China has handed in its economic performance sheet for the first half of 2015. While it seems lackluster at first glimpse, a closer look reveals encouraging signs.
China's headline GDP growth stayed flat at 7 percent in Q2 -- not an impressive performance compared with the first half of 2014, leading to concerns of continuous slowdown and a possible hard landing.
However, these concerns have mischaracterized the current state of the Chinese economy.
The economy, which is in a "new normal" stage of slower but steadier growth, is showing signs of bottoming out.
The property sector, a key contributor to economic growth, saw its sales grow strongly in June and Q2, and infrastructure investment accelerated in June for the first time in three months.
Another happy surprise has been the growing role of the services sector. It expanded 8.4 percent in H1 and accounted for 49.5 percent of GDP, an outstanding sign of the country's success in restructuring the economy and fostering new growth engines.
Chinese President Xi Jinping reassured local governments last week that the economy still enjoys a promising outlook despite downward growth pressure, and the leadership's confidence is well-grounded.

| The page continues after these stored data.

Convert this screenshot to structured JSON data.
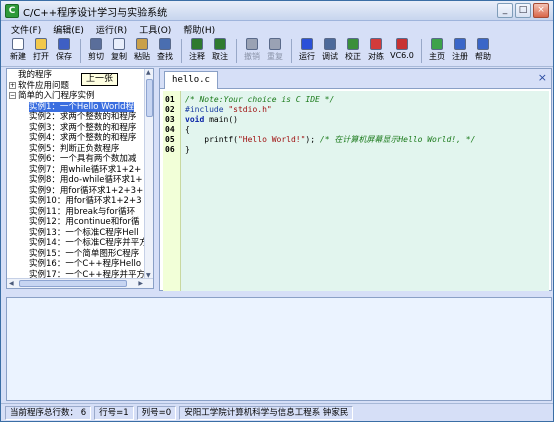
{
  "window": {
    "title": "C/C++程序设计学习与实验系统",
    "controls": {
      "minimize": "_",
      "maximize": "□",
      "close": "×"
    }
  },
  "menu": [
    {
      "label": "文件(F)"
    },
    {
      "label": "编辑(E)"
    },
    {
      "label": "运行(R)"
    },
    {
      "label": "工具(O)"
    },
    {
      "label": "帮助(H)"
    }
  ],
  "toolbar": {
    "buttons": [
      {
        "label": "新建",
        "icon": "new-file-icon",
        "color": "#ffffff",
        "disabled": false
      },
      {
        "label": "打开",
        "icon": "open-folder-icon",
        "color": "#f2c84b",
        "disabled": false
      },
      {
        "label": "保存",
        "icon": "save-disk-icon",
        "color": "#3e5fc4",
        "disabled": false
      },
      {
        "label": "剪切",
        "icon": "cut-icon",
        "color": "#5a6e9a",
        "disabled": false
      },
      {
        "label": "复制",
        "icon": "copy-icon",
        "color": "#e8eefb",
        "disabled": false
      },
      {
        "label": "粘贴",
        "icon": "paste-icon",
        "color": "#c9a04a",
        "disabled": false
      },
      {
        "label": "查找",
        "icon": "find-icon",
        "color": "#4a6eb0",
        "disabled": false
      },
      {
        "label": "注释",
        "icon": "comment-icon",
        "color": "#2f7a2f",
        "disabled": false
      },
      {
        "label": "取注",
        "icon": "uncomment-icon",
        "color": "#2f7a2f",
        "disabled": false
      },
      {
        "label": "撤销",
        "icon": "undo-icon",
        "color": "#9aa2b4",
        "disabled": true
      },
      {
        "label": "重复",
        "icon": "redo-icon",
        "color": "#9aa2b4",
        "disabled": true
      },
      {
        "label": "运行",
        "icon": "run-icon",
        "color": "#2a50d8",
        "disabled": false
      },
      {
        "label": "调试",
        "icon": "debug-icon",
        "color": "#4d6a9a",
        "disabled": false
      },
      {
        "label": "校正",
        "icon": "check-icon",
        "color": "#3b8f3b",
        "disabled": false
      },
      {
        "label": "对练",
        "icon": "practice-icon",
        "color": "#d23b3b",
        "disabled": false
      },
      {
        "label": "VC6.0",
        "icon": "vc6-icon",
        "color": "#c83232",
        "disabled": false
      },
      {
        "label": "主页",
        "icon": "home-icon",
        "color": "#3da24a",
        "disabled": false
      },
      {
        "label": "注册",
        "icon": "register-icon",
        "color": "#3a66c8",
        "disabled": false
      },
      {
        "label": "帮助",
        "icon": "help-icon",
        "color": "#3a66c8",
        "disabled": false
      }
    ]
  },
  "tree": {
    "tooltip": "上一张",
    "items": [
      {
        "text": "我的程序",
        "level": 0,
        "expander": ""
      },
      {
        "text": "软件应用问题",
        "level": 0,
        "expander": "+"
      },
      {
        "text": "简单的入门程序实例",
        "level": 0,
        "expander": "−"
      },
      {
        "text": "实例1：一个Hello World程",
        "level": 1,
        "selected": true
      },
      {
        "text": "实例2：求两个整数的和程序",
        "level": 1
      },
      {
        "text": "实例3：求两个整数的和程序",
        "level": 1
      },
      {
        "text": "实例4：求两个整数的和程序",
        "level": 1
      },
      {
        "text": "实例5：判断正负数程序",
        "level": 1
      },
      {
        "text": "实例6：一个具有两个数加减",
        "level": 1
      },
      {
        "text": "实例7：用while循环求1+2+",
        "level": 1
      },
      {
        "text": "实例8：用do-while循环求1+",
        "level": 1
      },
      {
        "text": "实例9：用for循环求1+2+3+",
        "level": 1
      },
      {
        "text": "实例10：用for循环求1+2+3",
        "level": 1
      },
      {
        "text": "实例11：用break与for循环",
        "level": 1
      },
      {
        "text": "实例12：用continue和for循",
        "level": 1
      },
      {
        "text": "实例13：一个标准C程序Hell",
        "level": 1
      },
      {
        "text": "实例14：一个标准C程序并平方",
        "level": 1
      },
      {
        "text": "实例15：一个简单图形C程序",
        "level": 1
      },
      {
        "text": "实例16：一个C++程序Hello",
        "level": 1
      },
      {
        "text": "实例17：一个C++程序并平方",
        "level": 1
      }
    ]
  },
  "editor": {
    "tab_label": "hello.c",
    "close_glyph": "×",
    "lines": [
      {
        "no": "01",
        "parts": [
          {
            "cls": "c-comment",
            "text": "/* Note:Your choice is C IDE */"
          }
        ]
      },
      {
        "no": "02",
        "parts": [
          {
            "cls": "c-pp",
            "text": "#include "
          },
          {
            "cls": "c-str",
            "text": "\"stdio.h\""
          }
        ]
      },
      {
        "no": "03",
        "parts": [
          {
            "cls": "c-kw",
            "text": "void "
          },
          {
            "cls": "c-plain",
            "text": "main()"
          }
        ]
      },
      {
        "no": "04",
        "parts": [
          {
            "cls": "c-plain",
            "text": "{"
          }
        ]
      },
      {
        "no": "05",
        "parts": [
          {
            "cls": "c-plain",
            "text": "    printf("
          },
          {
            "cls": "c-str",
            "text": "\"Hello World!\""
          },
          {
            "cls": "c-plain",
            "text": "); "
          },
          {
            "cls": "c-comment",
            "text": "/* 在计算机屏幕显示Hello World!, */"
          }
        ]
      },
      {
        "no": "06",
        "parts": [
          {
            "cls": "c-plain",
            "text": "}"
          }
        ]
      }
    ]
  },
  "statusbar": {
    "total_lines_label": "当前程序总行数：",
    "total_lines": "6",
    "row": "行号=1",
    "col": "列号=0",
    "credit": "安阳工学院计算机科学与信息工程系   钟家民"
  }
}
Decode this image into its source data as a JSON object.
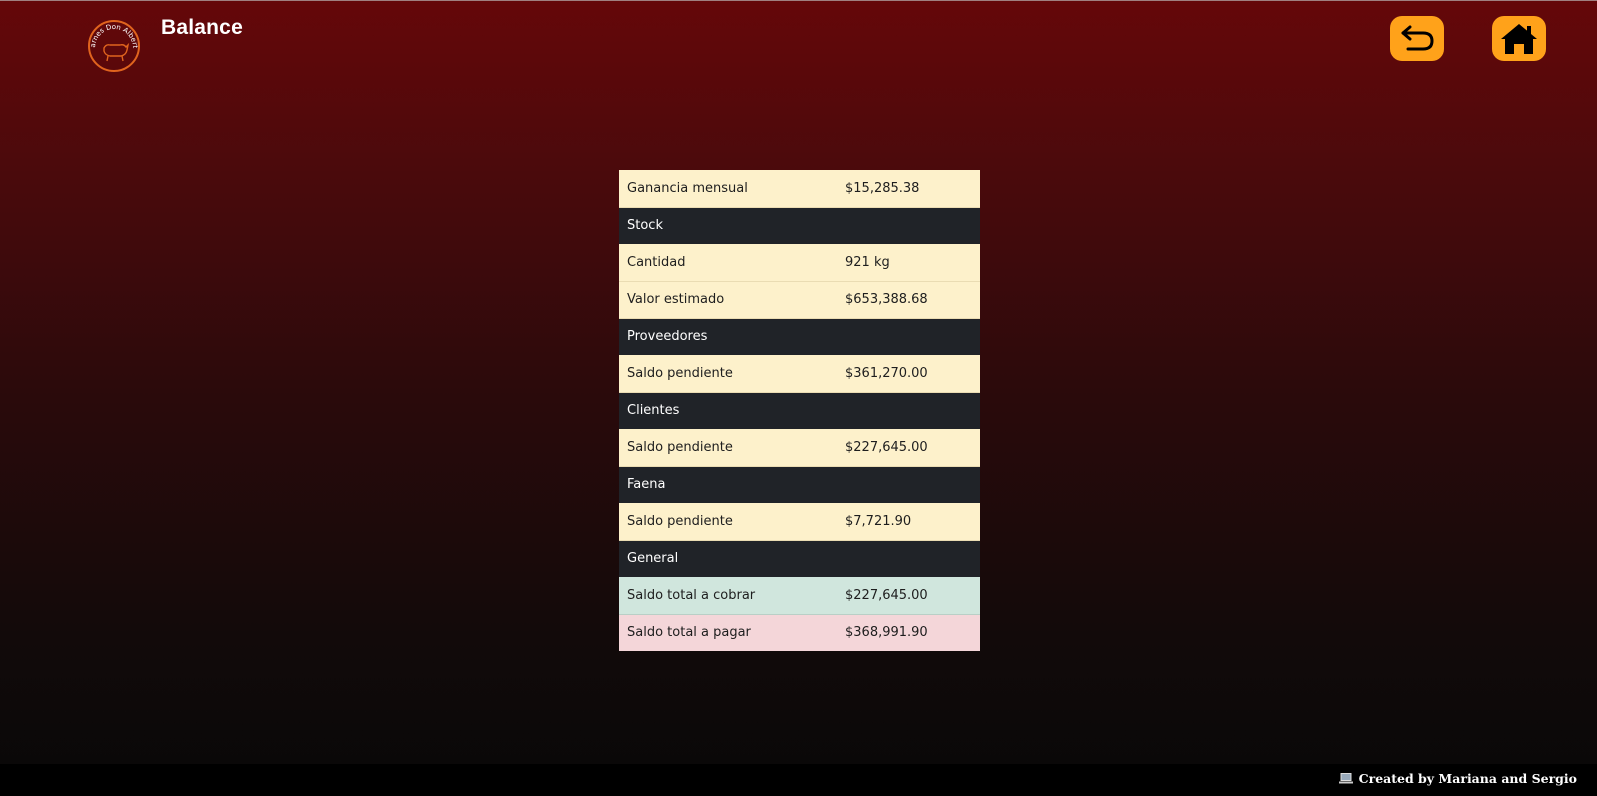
{
  "header": {
    "title": "Balance",
    "logo_text": "Carnes Don Alberto",
    "back_icon": "back-arrow-icon",
    "home_icon": "home-icon",
    "accent_color": "#ffa21a"
  },
  "table": {
    "ganancia": {
      "label": "Ganancia mensual",
      "value": "$15,285.38"
    },
    "stock": {
      "heading": "Stock",
      "cantidad": {
        "label": "Cantidad",
        "value": "921 kg"
      },
      "valor": {
        "label": "Valor estimado",
        "value": "$653,388.68"
      }
    },
    "proveedores": {
      "heading": "Proveedores",
      "saldo": {
        "label": "Saldo pendiente",
        "value": "$361,270.00"
      }
    },
    "clientes": {
      "heading": "Clientes",
      "saldo": {
        "label": "Saldo pendiente",
        "value": "$227,645.00"
      }
    },
    "faena": {
      "heading": "Faena",
      "saldo": {
        "label": "Saldo pendiente",
        "value": "$7,721.90"
      }
    },
    "general": {
      "heading": "General",
      "cobrar": {
        "label": "Saldo total a cobrar",
        "value": "$227,645.00"
      },
      "pagar": {
        "label": "Saldo total a pagar",
        "value": "$368,991.90"
      }
    }
  },
  "footer": {
    "icon": "laptop-icon",
    "text": "Created by Mariana and Sergio"
  }
}
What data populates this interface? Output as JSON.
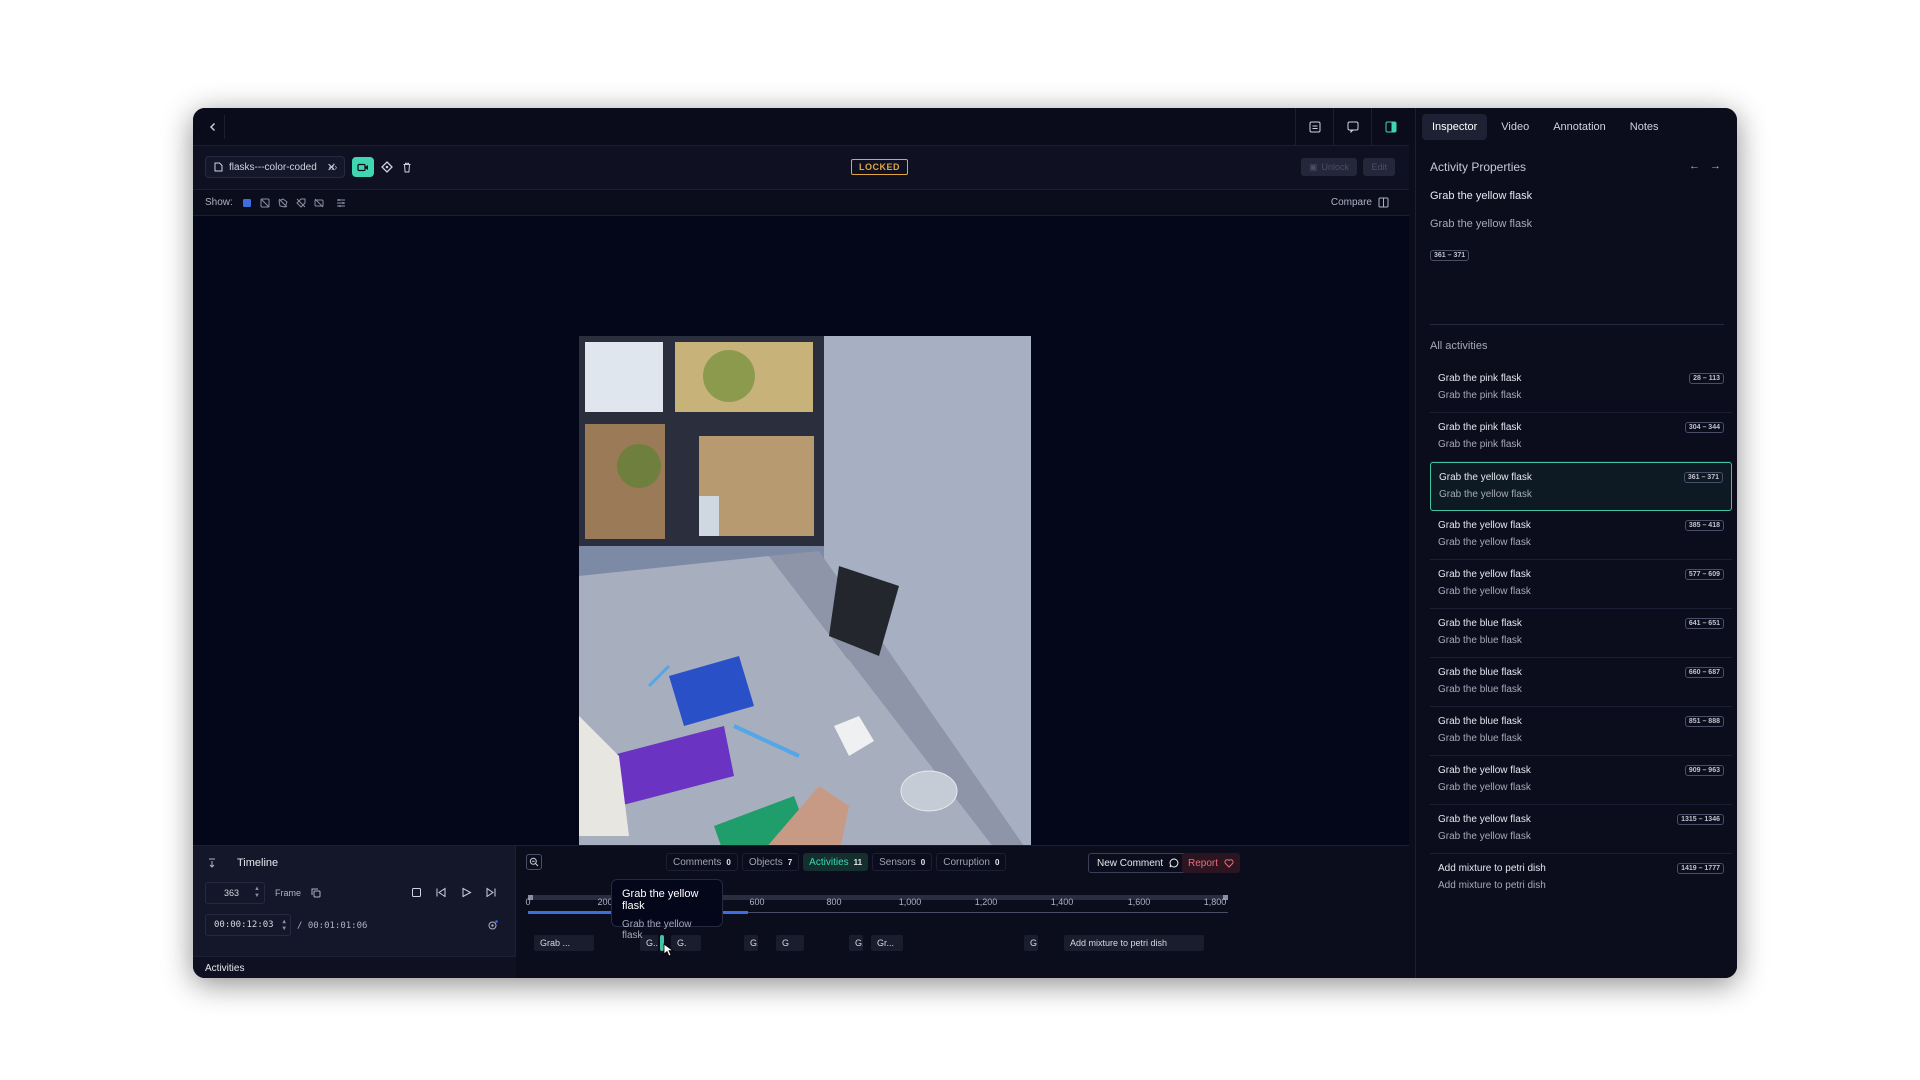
{
  "colors": {
    "accent": "#3fd6b0",
    "locked": "#e0a640",
    "report": "#e05060",
    "bg": "#0b0d1d"
  },
  "file": {
    "name": "flasks---color-coded"
  },
  "toolbar": {
    "locked_label": "LOCKED",
    "unlock_label": "Unlock",
    "edit_label": "Edit"
  },
  "showbar": {
    "show_label": "Show:",
    "compare_label": "Compare"
  },
  "timeline": {
    "title": "Timeline",
    "frame_value": "363",
    "frame_label": "Frame",
    "time_value": "00:00:12:03",
    "duration": "/ 00:01:01:06",
    "activities_label": "Activities",
    "filters": [
      {
        "label": "Comments",
        "count": "0"
      },
      {
        "label": "Objects",
        "count": "7"
      },
      {
        "label": "Activities",
        "count": "11"
      },
      {
        "label": "Sensors",
        "count": "0"
      },
      {
        "label": "Corruption",
        "count": "0"
      }
    ],
    "new_comment_label": "New Comment",
    "report_label": "Report",
    "ruler": [
      "0",
      "200",
      "400",
      "600",
      "800",
      "1,000",
      "1,200",
      "1,400",
      "1,600",
      "1,800"
    ],
    "segments": [
      "Grab ...",
      "G..",
      "G.",
      "G.",
      "G",
      "G.",
      "Gr...",
      "G",
      "Add mixture to petri dish"
    ],
    "tooltip": {
      "title": "Grab the yellow flask",
      "subtitle": "Grab the yellow flask"
    }
  },
  "inspector": {
    "tabs": [
      "Inspector",
      "Video",
      "Annotation",
      "Notes"
    ],
    "panel_title": "Activity Properties",
    "selected_title": "Grab the yellow flask",
    "selected_subtitle": "Grab the yellow flask",
    "selected_range": "361 – 371",
    "all_label": "All activities",
    "activities": [
      {
        "title": "Grab the pink flask",
        "subtitle": "Grab the pink flask",
        "range": "28 – 113"
      },
      {
        "title": "Grab the pink flask",
        "subtitle": "Grab the pink flask",
        "range": "304 – 344"
      },
      {
        "title": "Grab the yellow flask",
        "subtitle": "Grab the yellow flask",
        "range": "361 – 371"
      },
      {
        "title": "Grab the yellow flask",
        "subtitle": "Grab the yellow flask",
        "range": "385 – 418"
      },
      {
        "title": "Grab the yellow flask",
        "subtitle": "Grab the yellow flask",
        "range": "577 – 609"
      },
      {
        "title": "Grab the blue flask",
        "subtitle": "Grab the blue flask",
        "range": "641 – 651"
      },
      {
        "title": "Grab the blue flask",
        "subtitle": "Grab the blue flask",
        "range": "660 – 687"
      },
      {
        "title": "Grab the blue flask",
        "subtitle": "Grab the blue flask",
        "range": "851 – 888"
      },
      {
        "title": "Grab the yellow flask",
        "subtitle": "Grab the yellow flask",
        "range": "909 – 963"
      },
      {
        "title": "Grab the yellow flask",
        "subtitle": "Grab the yellow flask",
        "range": "1315 – 1346"
      },
      {
        "title": "Add mixture to petri dish",
        "subtitle": "Add mixture to petri dish",
        "range": "1419 – 1777"
      }
    ]
  }
}
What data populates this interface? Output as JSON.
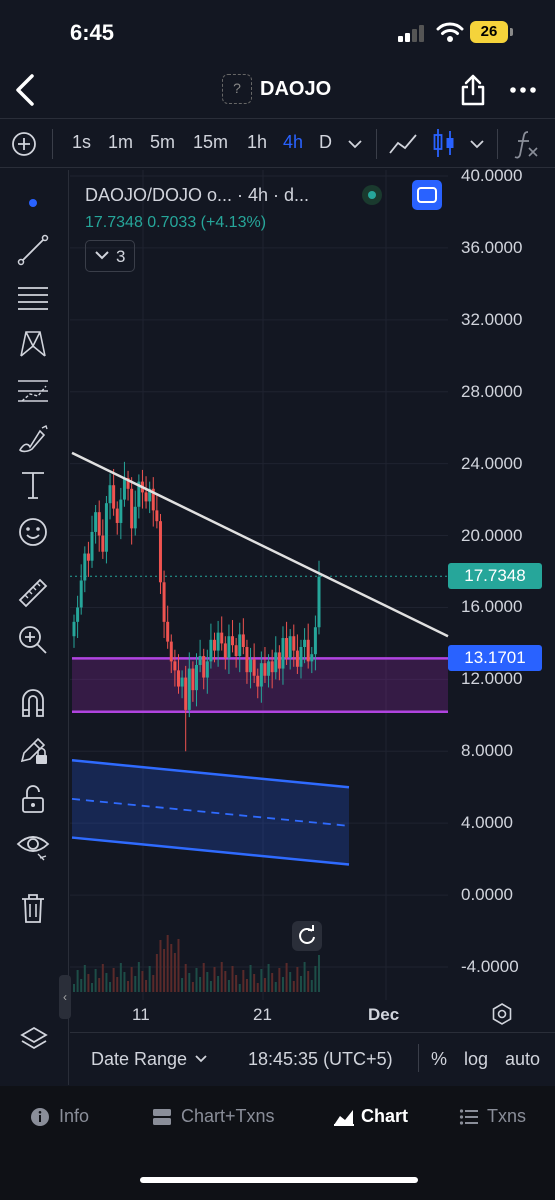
{
  "status": {
    "time": "6:45",
    "battery": "26"
  },
  "nav": {
    "token_placeholder": "?",
    "title": "DAOJO"
  },
  "toolbar": {
    "timeframes": [
      "1s",
      "1m",
      "5m",
      "15m",
      "1h",
      "4h",
      "D"
    ],
    "active_timeframe": "4h"
  },
  "legend": {
    "title": "DAOJO/DOJO o... · 4h · d...",
    "values": "17.7348  0.7033 (+4.13%)",
    "indicator_count": "3"
  },
  "price_scale": {
    "ticks": [
      "40.0000",
      "36.0000",
      "32.0000",
      "28.0000",
      "24.0000",
      "20.0000",
      "16.0000",
      "12.0000",
      "8.0000",
      "4.0000",
      "0.0000",
      "-4.0000"
    ],
    "last_price": "17.7348",
    "last_price_color": "#26a69a",
    "level_price": "13.1701",
    "level_price_color": "#2962ff"
  },
  "time_scale": {
    "ticks": [
      "11",
      "21",
      "Dec"
    ]
  },
  "range_bar": {
    "date_range": "Date Range",
    "clock": "18:45:35 (UTC+5)",
    "percent": "%",
    "log": "log",
    "auto": "auto"
  },
  "tabs": [
    {
      "label": "Info",
      "icon": "info-icon"
    },
    {
      "label": "Chart+Txns",
      "icon": "split-view-icon"
    },
    {
      "label": "Chart",
      "icon": "chart-icon",
      "active": true
    },
    {
      "label": "Txns",
      "icon": "list-icon"
    }
  ],
  "chart_data": {
    "type": "candlestick",
    "title": "DAOJO/DOJO o... · 4h · d...",
    "ylim": [
      -4,
      40
    ],
    "x_ticks": [
      "11",
      "21",
      "Dec"
    ],
    "last_close": 17.7348,
    "change": 0.7033,
    "change_pct": 4.13,
    "closes": [
      15.2,
      16.0,
      17.5,
      19.0,
      18.6,
      20.2,
      21.3,
      20.0,
      19.1,
      21.8,
      22.8,
      21.5,
      20.7,
      22.0,
      23.2,
      22.6,
      20.4,
      21.6,
      23.0,
      22.4,
      21.9,
      22.6,
      21.4,
      20.8,
      17.4,
      15.2,
      14.1,
      13.0,
      12.5,
      11.6,
      12.1,
      10.3,
      12.6,
      11.4,
      12.8,
      13.3,
      12.1,
      13.0,
      14.2,
      13.6,
      14.6,
      14.0,
      13.2,
      14.4,
      13.9,
      13.3,
      14.5,
      13.8,
      12.4,
      13.1,
      12.2,
      11.6,
      12.9,
      12.2,
      13.0,
      12.4,
      13.5,
      12.6,
      14.3,
      13.2,
      14.4,
      13.6,
      12.7,
      13.8,
      14.2,
      13.0,
      13.4,
      14.9,
      17.7
    ],
    "horizontal_zone": {
      "upper": 13.1701,
      "lower": 10.2
    },
    "channel": {
      "upper_start": 7.5,
      "upper_end": 6.0,
      "lower_start": 3.2,
      "lower_end": 1.7
    },
    "trendline": {
      "start": 24.6,
      "end": 14.4
    },
    "grid": true,
    "colors": {
      "up": "#26a69a",
      "down": "#ef5350",
      "zone": "#9c27b0",
      "channel": "#2962ff",
      "trendline": "#e0e0e0"
    }
  }
}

The economic fundamentals are still sound with stable employment, prices, grain output and income growth.
High-end industrialization and urbanization remain two major drivers to power future growth as China aims to transform itself from the world's factory into a more sophisticated manufacturer and urbanize rural areas with a current population of about 200 million.
Meanwhile, economic activity is likely to be more robust as the government's efforts to offer policy and funding support for infrastructure, ease local governments' financing pressures and loosen monetary and credit conditions gradually pay off in the second half of this year.
Last but not least, the optimism comes from increasing market confidence itself. China's manufacturing PMI figures have been above the expansion/contraction threshold for the last four months and the industrial entrepreneur confidence index also remained in expansion range in Q2.
All these signs suggest the country's GDP growth target of about 7 percent is attainable as growth picks up in the second half of this year.
The short-term outlook may still indicate structural slowdown as the economy works through a painful process of adjustment and deleveraging, but as the country's market-oriented reform, public entrepreneurship and innovation gather steam, the Chinese economy is heading toward its target growth at a slow and steady pace.